Pathomechanisms and Signatures in the Longitudinal Course of Psychosis

13.01.2015

2021-07-12

043_ Developing a polygenic score for lithium treatment response

Research Question and Aims

Using dataset from the International Consortium on Lithium Genetics (ConLi+Gen), we recently developed a lithium response polygenic score (Li+PGS) [for both dichotomous and continuous scales] in patients with bipolar disorder (BD) and demonstrated for the first time that Li+PGS is positively associated with response to lithium (adjusted OR=1.39 [95%CI: 1.26, 1.54]. Compared to bipolar patients in 1st decile of the risk distribution, individuals in the highest 10% of the distribution have ~3.47[95%CI: 2.22, 5.47] fold favorable response to lithium treatment (see the figure below).
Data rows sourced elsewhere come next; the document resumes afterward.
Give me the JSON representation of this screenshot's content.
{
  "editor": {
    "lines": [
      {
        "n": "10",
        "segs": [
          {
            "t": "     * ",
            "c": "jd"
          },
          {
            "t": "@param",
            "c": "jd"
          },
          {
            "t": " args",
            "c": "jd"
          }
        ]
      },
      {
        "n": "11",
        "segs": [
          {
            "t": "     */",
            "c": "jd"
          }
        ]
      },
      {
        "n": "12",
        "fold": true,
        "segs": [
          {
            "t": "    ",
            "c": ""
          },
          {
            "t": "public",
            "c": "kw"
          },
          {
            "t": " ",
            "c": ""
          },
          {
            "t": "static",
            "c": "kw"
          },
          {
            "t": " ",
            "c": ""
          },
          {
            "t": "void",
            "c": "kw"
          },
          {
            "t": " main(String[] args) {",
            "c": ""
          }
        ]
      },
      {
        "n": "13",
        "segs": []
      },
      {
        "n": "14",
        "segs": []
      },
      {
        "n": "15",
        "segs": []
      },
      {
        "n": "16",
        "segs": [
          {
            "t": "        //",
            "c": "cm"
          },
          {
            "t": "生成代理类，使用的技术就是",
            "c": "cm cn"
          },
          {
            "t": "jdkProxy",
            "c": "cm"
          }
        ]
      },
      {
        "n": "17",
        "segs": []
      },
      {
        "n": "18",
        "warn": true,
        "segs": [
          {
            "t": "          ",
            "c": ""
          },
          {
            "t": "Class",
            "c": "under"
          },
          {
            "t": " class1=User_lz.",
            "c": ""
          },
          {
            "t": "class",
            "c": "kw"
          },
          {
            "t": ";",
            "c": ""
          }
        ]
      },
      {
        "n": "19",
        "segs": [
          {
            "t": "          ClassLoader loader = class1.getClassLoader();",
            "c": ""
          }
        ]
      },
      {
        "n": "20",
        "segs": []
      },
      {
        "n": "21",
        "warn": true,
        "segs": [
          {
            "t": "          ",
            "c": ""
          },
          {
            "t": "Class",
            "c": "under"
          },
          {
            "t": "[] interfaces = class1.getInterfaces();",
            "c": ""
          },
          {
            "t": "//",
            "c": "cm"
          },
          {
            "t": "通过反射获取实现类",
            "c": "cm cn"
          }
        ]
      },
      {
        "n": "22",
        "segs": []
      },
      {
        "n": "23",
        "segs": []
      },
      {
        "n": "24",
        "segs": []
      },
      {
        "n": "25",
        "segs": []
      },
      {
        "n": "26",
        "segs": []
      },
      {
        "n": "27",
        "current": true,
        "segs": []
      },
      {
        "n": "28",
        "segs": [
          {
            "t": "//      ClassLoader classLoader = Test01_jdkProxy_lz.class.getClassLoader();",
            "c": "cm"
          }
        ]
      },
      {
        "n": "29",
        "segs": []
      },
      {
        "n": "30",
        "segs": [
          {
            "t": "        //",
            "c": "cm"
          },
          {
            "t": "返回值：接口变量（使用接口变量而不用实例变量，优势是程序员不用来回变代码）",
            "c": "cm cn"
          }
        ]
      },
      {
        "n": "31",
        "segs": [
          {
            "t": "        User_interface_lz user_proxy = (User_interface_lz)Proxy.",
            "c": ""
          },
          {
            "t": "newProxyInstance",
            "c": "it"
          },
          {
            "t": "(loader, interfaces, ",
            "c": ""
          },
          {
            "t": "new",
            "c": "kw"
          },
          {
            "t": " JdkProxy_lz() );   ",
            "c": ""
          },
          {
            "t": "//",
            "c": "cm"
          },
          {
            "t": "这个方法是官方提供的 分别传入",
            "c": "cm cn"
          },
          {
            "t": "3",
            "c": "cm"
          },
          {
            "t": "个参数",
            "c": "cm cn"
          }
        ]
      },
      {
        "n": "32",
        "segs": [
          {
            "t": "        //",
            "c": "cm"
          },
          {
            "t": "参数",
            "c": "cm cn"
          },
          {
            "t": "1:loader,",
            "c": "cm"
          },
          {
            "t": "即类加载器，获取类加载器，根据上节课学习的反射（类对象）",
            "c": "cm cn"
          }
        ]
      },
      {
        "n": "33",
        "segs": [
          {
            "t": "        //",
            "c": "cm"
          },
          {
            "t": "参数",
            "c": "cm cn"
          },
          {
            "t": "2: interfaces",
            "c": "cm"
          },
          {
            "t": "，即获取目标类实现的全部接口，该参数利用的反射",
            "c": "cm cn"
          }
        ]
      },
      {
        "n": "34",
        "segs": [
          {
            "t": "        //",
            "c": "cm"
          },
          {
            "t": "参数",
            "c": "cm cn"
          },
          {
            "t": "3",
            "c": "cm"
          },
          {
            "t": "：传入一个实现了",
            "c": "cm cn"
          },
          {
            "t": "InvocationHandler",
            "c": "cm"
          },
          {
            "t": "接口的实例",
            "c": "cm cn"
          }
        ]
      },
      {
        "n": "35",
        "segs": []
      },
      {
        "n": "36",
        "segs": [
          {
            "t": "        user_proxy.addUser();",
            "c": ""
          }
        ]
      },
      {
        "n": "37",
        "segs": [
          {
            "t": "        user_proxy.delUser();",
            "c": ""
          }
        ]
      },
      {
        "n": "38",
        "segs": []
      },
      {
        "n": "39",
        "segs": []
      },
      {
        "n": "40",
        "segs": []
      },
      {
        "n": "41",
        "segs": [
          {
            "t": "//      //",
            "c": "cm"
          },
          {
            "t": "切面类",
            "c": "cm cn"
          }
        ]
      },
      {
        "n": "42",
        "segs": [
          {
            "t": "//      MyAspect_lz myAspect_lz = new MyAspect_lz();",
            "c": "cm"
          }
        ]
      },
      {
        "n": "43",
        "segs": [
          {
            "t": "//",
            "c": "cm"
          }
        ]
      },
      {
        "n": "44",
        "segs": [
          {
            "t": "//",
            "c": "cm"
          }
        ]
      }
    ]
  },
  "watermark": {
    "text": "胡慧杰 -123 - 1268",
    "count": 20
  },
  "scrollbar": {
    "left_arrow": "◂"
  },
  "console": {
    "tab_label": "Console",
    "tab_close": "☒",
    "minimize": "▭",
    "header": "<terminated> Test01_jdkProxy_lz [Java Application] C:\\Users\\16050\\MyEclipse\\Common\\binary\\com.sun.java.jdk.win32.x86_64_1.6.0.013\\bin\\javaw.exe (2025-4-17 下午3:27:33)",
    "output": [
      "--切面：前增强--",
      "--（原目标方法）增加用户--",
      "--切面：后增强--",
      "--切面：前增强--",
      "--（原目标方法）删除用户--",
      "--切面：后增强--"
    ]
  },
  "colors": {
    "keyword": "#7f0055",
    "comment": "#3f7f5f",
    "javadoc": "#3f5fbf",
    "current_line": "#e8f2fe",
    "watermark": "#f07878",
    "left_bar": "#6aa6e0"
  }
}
Li+PGS can help to stratify bipolar patients by the treatment pattern, and we proposed that it is time to apply polygenic scores in clinical care as a pharmacogenomic testing tool. We are requesting dataset from the PsyCourse cohort study to test whether our findings can be replicated in an independent cohort.

Analytic Plan

We aim to generate Li+PGS and test its association with lithium response in patients with BD.

Participants: Data from individuals in PsyCourse cohort, diagnosed with bipolar disorder, received lithium and assessed for the ALDA scale for their treatment prognosis (n=123) and who have genotype data available will be included in this study.

Polygenic risk scores: GWAS summary statistic from the ConLiGen sample will be used as discovery sample for computing Li+PGS using "a polygenic risk score by continuous shrinkage (PRS-CS) software" that utilizes a Bayesian regression framework (Ge, Chen et al. 2019). PRS-CS infer posterior SNP effect sizes under continuous shrinkage (CS) using GWAS summary statistics and an external linkage disequilibrium (LD) reference panel. For the current analysis, the precomputed LD pattern of the 1000 Genomes European reference panel and (Southam, Gilly et al. 2017) and the discovery GWAS summary statistics will be used to calculate PGS scores.

Statistical analysis: To assess the association of Li+PGS with lithium treatment response, a binary logistic regression model will be applied for the binary outcome (lithium response versus non-response) and a tobit analysis model (censored regression) will be used for the continuous outcome (Alda total). Further, we will divide the study sample into deciles, ranging from the lowest polygenic load (1st decile, reference group) to the highest polygenic load (10th decile). Then, we will compare BD patients in the higher Li+PGS load deciles (2nd -10th deciles) with patients in the lowest Li+PGS load decile (1st decile). The proportion of phenotypic variance explained by PGSs will be computed as the difference in R2 of the models fit with and without the PGS scores. Each modelling analysis will be adjusted for covariates: age, sex, and principal components (PCs). Statistical significance will be determined at pā€‰<ā€‰0.05.

Resources needed

Sociodemographic variables
v1_sex, v1_ageBL
v1_yob
v1_seas_birth
v1_center

DSM-IV diagnosis
v1_scid_dsm_dx
v1_scid_dsm_dx_cat
v1_stat

Current psychiatric treatment
v1_cur_psy_trm

Lithium treatment information from Visit 1 to Visit 4

v1_lith
v1_lith_prd
v2_lith
v2_lith_prd
v3_lith
v3_lith_prd
v4_lith
v4_lith_prd

Alda scale in Visit 4
v4_alda_A
v4_alda_B1
v4_alda_B2
v4_alda_B3
v4_alda_B4
v4_alda_B5v
v4_alda_tot

Genetic data (both genotype & imputed data).